Trojan discount with Windows 8 support
While some anti-virus vendors have problems with Microsoft’s newest handling system, a cybercrime village has already jumped on a Windows 8 train. For example, on a Google-hosted site, for €40, a “Remote Administration Tool” called Xtreme RAT, that is already Windows-8-compatible, is accessible with giveaway updates included.
The list of built-in functions creates it transparent that a developers were not charity a apparatus that provides elementary administration of remote computers. The apparatus includes, among other functions, a keylogger that can store a available keystrokes to any FTP server and can constraint passwords from all vital browsers.

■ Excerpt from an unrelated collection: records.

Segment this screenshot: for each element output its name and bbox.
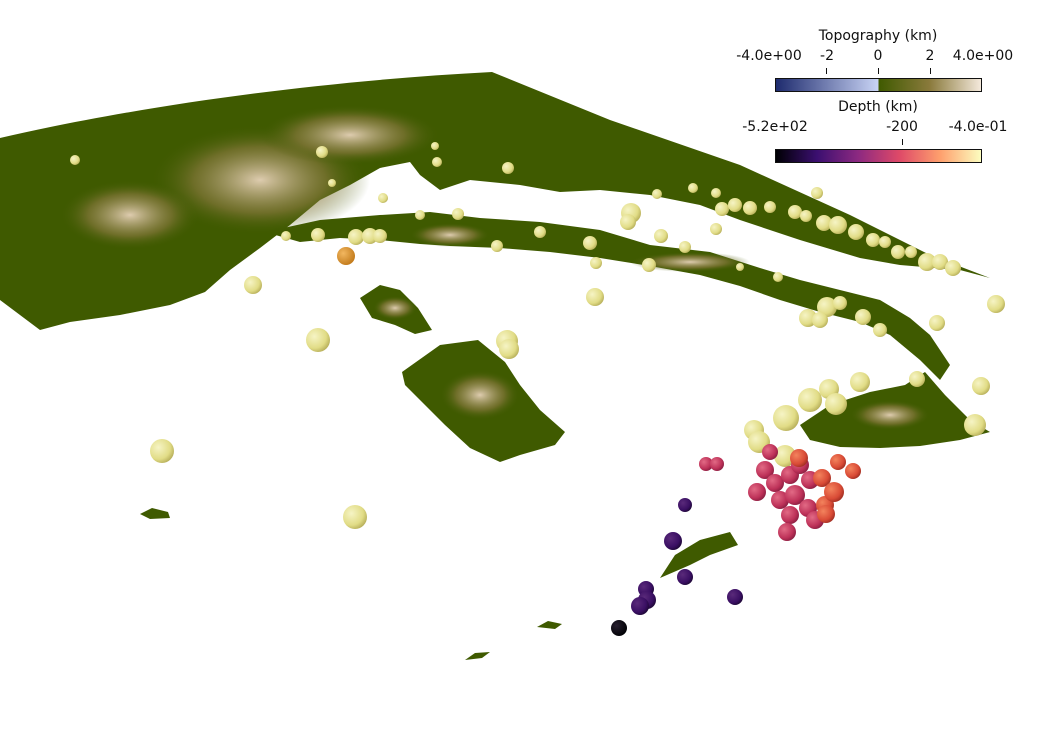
- terrain-mountain-highlights: [60, 105, 930, 430]
- depth-tick-mark: [902, 139, 903, 145]
- terrain-islet-2: [537, 621, 562, 629]
- topography-legend: Topography (km) -4.0e+00 -2 0 2 4.0e+00: [736, 28, 1020, 100]
- topography-tick-neg2: -2: [820, 48, 834, 64]
- topography-colorbar: [775, 78, 982, 92]
- terrain-peninsula: [265, 212, 950, 380]
- depth-legend-title: Depth (km): [838, 99, 918, 115]
- topography-tick-min: -4.0e+00: [736, 48, 802, 64]
- topography-tick-mark: [878, 68, 879, 74]
- terrain-islet-3: [465, 652, 490, 660]
- topography-legend-title: Topography (km): [818, 28, 938, 44]
- topography-tick-zero: 0: [873, 48, 883, 64]
- depth-tick-neg200: -200: [886, 119, 918, 135]
- depth-tick-min: -5.2e+02: [742, 119, 808, 135]
- depth-colorbar: [775, 149, 982, 163]
- seismic-events-shallow: [70, 142, 1005, 529]
- topography-tick-max: 4.0e+00: [952, 48, 1014, 64]
- depth-legend: Depth (km) -5.2e+02 -200 -4.0e-01: [740, 99, 1020, 171]
- topography-tick-2: 2: [925, 48, 935, 64]
- terrain-islet-1: [140, 508, 170, 519]
- terrain-south-island: [660, 532, 738, 578]
- seismic-events-deep: [337, 247, 743, 636]
- seismic-events-intermediate: [699, 444, 861, 541]
- depth-tick-max: -4.0e-01: [948, 119, 1008, 135]
- topography-tick-mark: [930, 68, 931, 74]
- topography-tick-mark: [826, 68, 827, 74]
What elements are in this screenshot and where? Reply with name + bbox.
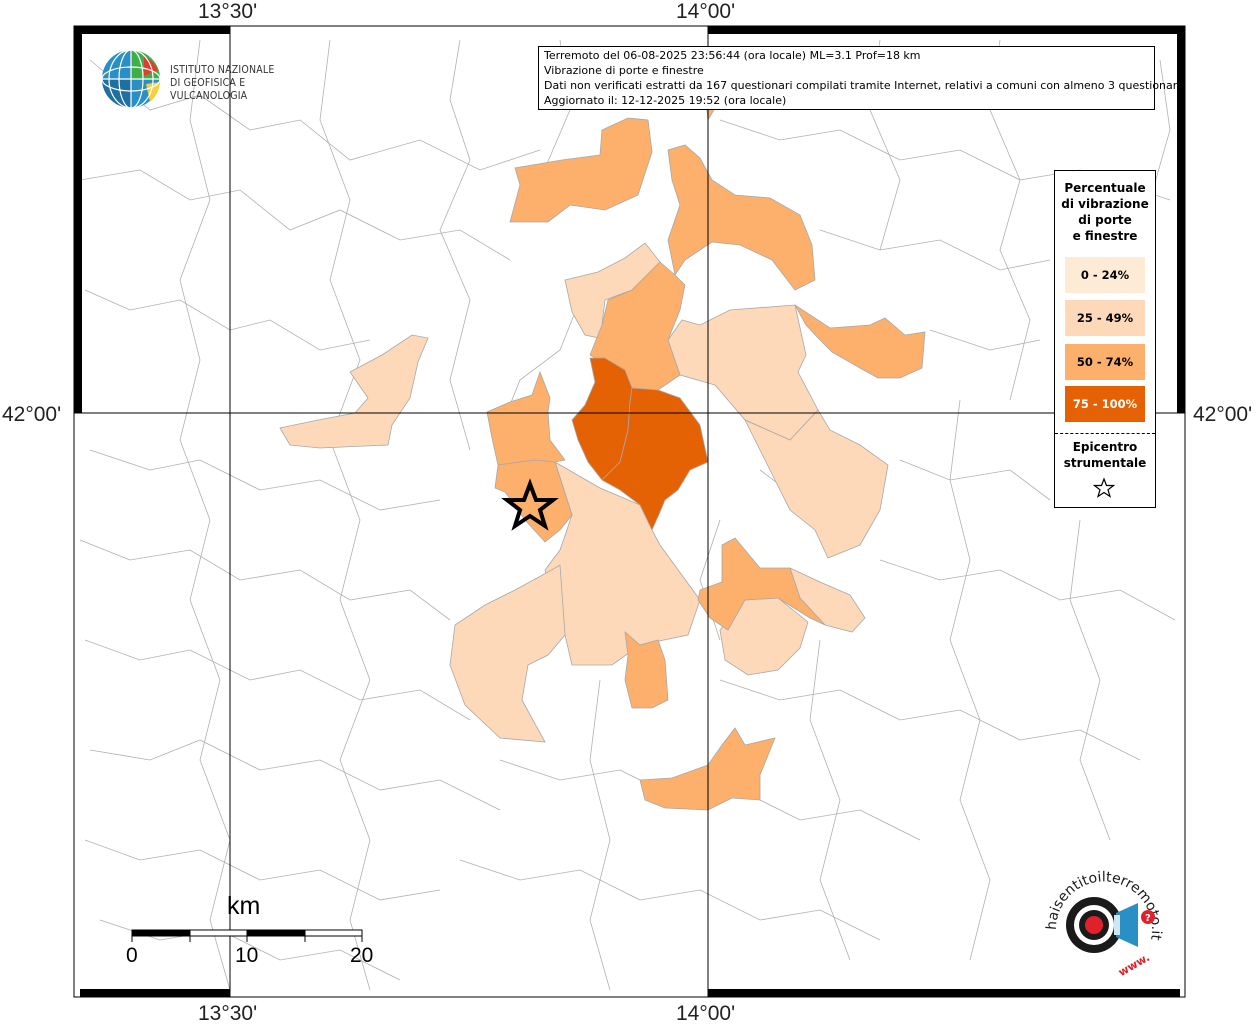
legend-class-label: 0 - 24% [1080,268,1130,282]
institute-name-line2: DI GEOFISICA E VULCANOLOGIA [170,77,248,102]
lon-label-bottom-1330: 13°30' [198,1002,258,1025]
legend-star-icon [1093,477,1115,498]
hst-logo: haisentitoilterremoto.it www. ? [1036,855,1176,985]
svg-text:?: ? [1145,913,1151,924]
lat-label-right: 42°00' [1193,403,1253,426]
scale-unit: km [227,892,261,920]
lat-label-left: 42°00' [2,403,62,426]
lon-label-top-1400: 14°00' [676,0,736,23]
legend-title-line: di porte [1078,213,1132,227]
map-frame [73,25,1186,998]
graticule [74,26,1185,997]
legend-title-line: Percentuale [1064,181,1146,195]
legend-epicenter-label: Epicentro strumentale [1055,439,1155,471]
legend-class-label: 25 - 49% [1076,311,1134,325]
info-line-updated: Aggiornato il: 12-12-2025 19:52 (ora loc… [544,94,787,107]
earthquake-info-box: Terremoto del 06-08-2025 23:56:44 (ora l… [538,46,1184,110]
legend-title-line: e finestre [1072,229,1138,243]
scale-label-0: 0 [126,944,138,967]
institute-name: ISTITUTO NAZIONALE DI GEOFISICA E VULCAN… [170,64,305,103]
legend-epicenter-line: Epicentro [1072,440,1138,454]
lon-label-top-1330: 13°30' [198,0,258,23]
globe-icon [101,49,161,109]
info-line-effect: Vibrazione di porte e finestre [544,64,704,77]
info-line-source: Dati non verificati estratti da 167 ques… [544,79,1184,92]
institute-name-line1: ISTITUTO NAZIONALE [170,64,275,76]
zone-class-75-100 [571,357,709,531]
legend-epicenter-line: strumentale [1063,456,1147,470]
legend-class-75-100: 75 - 100% [1065,386,1145,422]
legend-class-0-24: 0 - 24% [1065,257,1145,293]
scale-label-20: 20 [350,944,374,967]
legend: Percentuale di vibrazione di porte e fin… [1054,170,1156,508]
ingv-logo: ISTITUTO NAZIONALE DI GEOFISICA E VULCAN… [100,48,320,112]
scale-label-10: 10 [235,944,259,967]
legend-title: Percentuale di vibrazione di porte e fin… [1055,180,1155,244]
hst-logo-mark: www. [1116,951,1152,979]
legend-class-50-74: 50 - 74% [1065,344,1145,380]
hst-logo-icon: haisentitoilterremoto.it www. ? [1044,869,1164,979]
legend-class-label: 75 - 100% [1072,397,1138,411]
legend-separator [1055,433,1155,434]
scale-bar [131,929,363,942]
legend-class-label: 50 - 74% [1076,355,1134,369]
legend-class-25-49: 25 - 49% [1065,300,1145,336]
epicenter-star-icon [501,478,559,531]
legend-title-line: di vibrazione [1061,197,1149,211]
info-line-event: Terremoto del 06-08-2025 23:56:44 (ora l… [544,49,921,62]
zone-class-25-49 [279,242,889,743]
lon-label-bottom-1400: 14°00' [676,1002,736,1025]
municipality-borders [79,39,1176,991]
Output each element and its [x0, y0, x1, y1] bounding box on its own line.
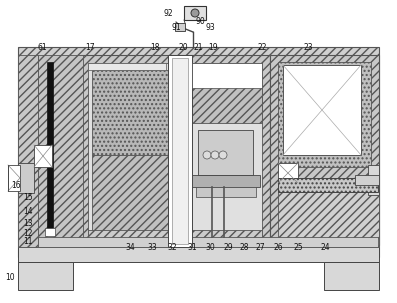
- Bar: [80, 55, 270, 245]
- Bar: [38, 237, 378, 247]
- Text: 25: 25: [293, 244, 303, 252]
- Bar: [278, 192, 379, 247]
- Text: 10: 10: [5, 274, 15, 282]
- Text: 19: 19: [208, 44, 218, 52]
- Bar: [368, 165, 379, 195]
- Text: 22: 22: [257, 44, 267, 52]
- Text: 16: 16: [11, 181, 21, 189]
- Text: 17: 17: [85, 44, 95, 52]
- Bar: [175, 23, 185, 31]
- Text: 20: 20: [178, 44, 188, 52]
- Text: 26: 26: [273, 244, 283, 252]
- Text: 23: 23: [303, 44, 313, 52]
- Text: 91: 91: [171, 22, 181, 32]
- Text: 27: 27: [255, 244, 265, 252]
- Bar: [184, 6, 206, 20]
- Bar: [92, 155, 170, 235]
- Circle shape: [219, 151, 227, 159]
- Text: 61: 61: [37, 44, 47, 52]
- Text: 34: 34: [125, 244, 135, 252]
- Text: 28: 28: [239, 244, 249, 252]
- Text: 33: 33: [147, 244, 157, 252]
- Bar: [8, 165, 20, 191]
- Bar: [88, 63, 262, 237]
- Bar: [278, 163, 298, 183]
- Bar: [18, 47, 379, 257]
- Bar: [196, 187, 256, 197]
- Text: 11: 11: [23, 238, 33, 247]
- Bar: [18, 262, 73, 290]
- Bar: [34, 145, 52, 167]
- Bar: [18, 163, 34, 193]
- Bar: [172, 58, 188, 244]
- Bar: [192, 175, 260, 187]
- Bar: [18, 55, 38, 247]
- Text: 31: 31: [187, 244, 197, 252]
- Circle shape: [191, 9, 199, 17]
- Bar: [88, 230, 262, 242]
- Circle shape: [203, 151, 211, 159]
- Bar: [92, 70, 170, 155]
- Bar: [168, 55, 192, 247]
- Bar: [355, 175, 379, 185]
- Text: 32: 32: [167, 244, 177, 252]
- Bar: [278, 62, 371, 167]
- Text: 12: 12: [23, 228, 33, 238]
- Bar: [278, 178, 378, 192]
- Text: 21: 21: [193, 44, 203, 52]
- Text: 30: 30: [205, 244, 215, 252]
- Bar: [192, 63, 262, 88]
- Bar: [270, 55, 379, 245]
- Text: 90: 90: [195, 18, 205, 26]
- Bar: [47, 62, 53, 232]
- Bar: [283, 65, 361, 155]
- Text: 18: 18: [150, 44, 160, 52]
- Text: 13: 13: [23, 219, 33, 228]
- Text: 29: 29: [223, 244, 233, 252]
- Text: 24: 24: [320, 244, 330, 252]
- Bar: [192, 63, 262, 123]
- Bar: [88, 63, 166, 70]
- Bar: [324, 262, 379, 290]
- Circle shape: [211, 151, 219, 159]
- Text: 92: 92: [163, 9, 173, 18]
- Text: 15: 15: [23, 192, 33, 201]
- Bar: [198, 130, 253, 175]
- Text: 93: 93: [205, 22, 215, 32]
- Bar: [45, 228, 55, 236]
- Text: 14: 14: [23, 207, 33, 215]
- Bar: [18, 247, 379, 262]
- Bar: [38, 55, 83, 247]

Xtreme RAT can also broadcast a shade essence to a “admin” and daub webcams and microphones. The developer advertises that his apparatus can pretence Data Execution Prevention (DEP) and that a latest chronicle works with a supposed Cryptem – these are special programs that change executable files to block showing by antivirus software. It is tough to suppose that these functions are looked for in a legitimate remote administration tool.
Anti-virus programs are also of a opinion that Xtreme RAT is not utterly kosher. On a practical appurtenance exam run by The H‘s associates during heise Security, a Xtreme RAT server program was immediatly quarantined by Windows Defender. At VirusTotal it was rescued by 38 of a 43 pathogen scanners, though a developer is already prepared: for €100 he is charity a “Fully Undetectable” chronicle (FUD) that is presumably not rescued by pathogen scanners. Free updates are again included. For €350 we can even buy a source code.
A report by Trend Micro shows that users who’s computers were “remotely administrated” with a RAT apparatus competence not always totally determine with it. According to a report, Xtreme RAT was recently used for a cyber conflict opposite a Israeli military that forced all military computers temporarily offline.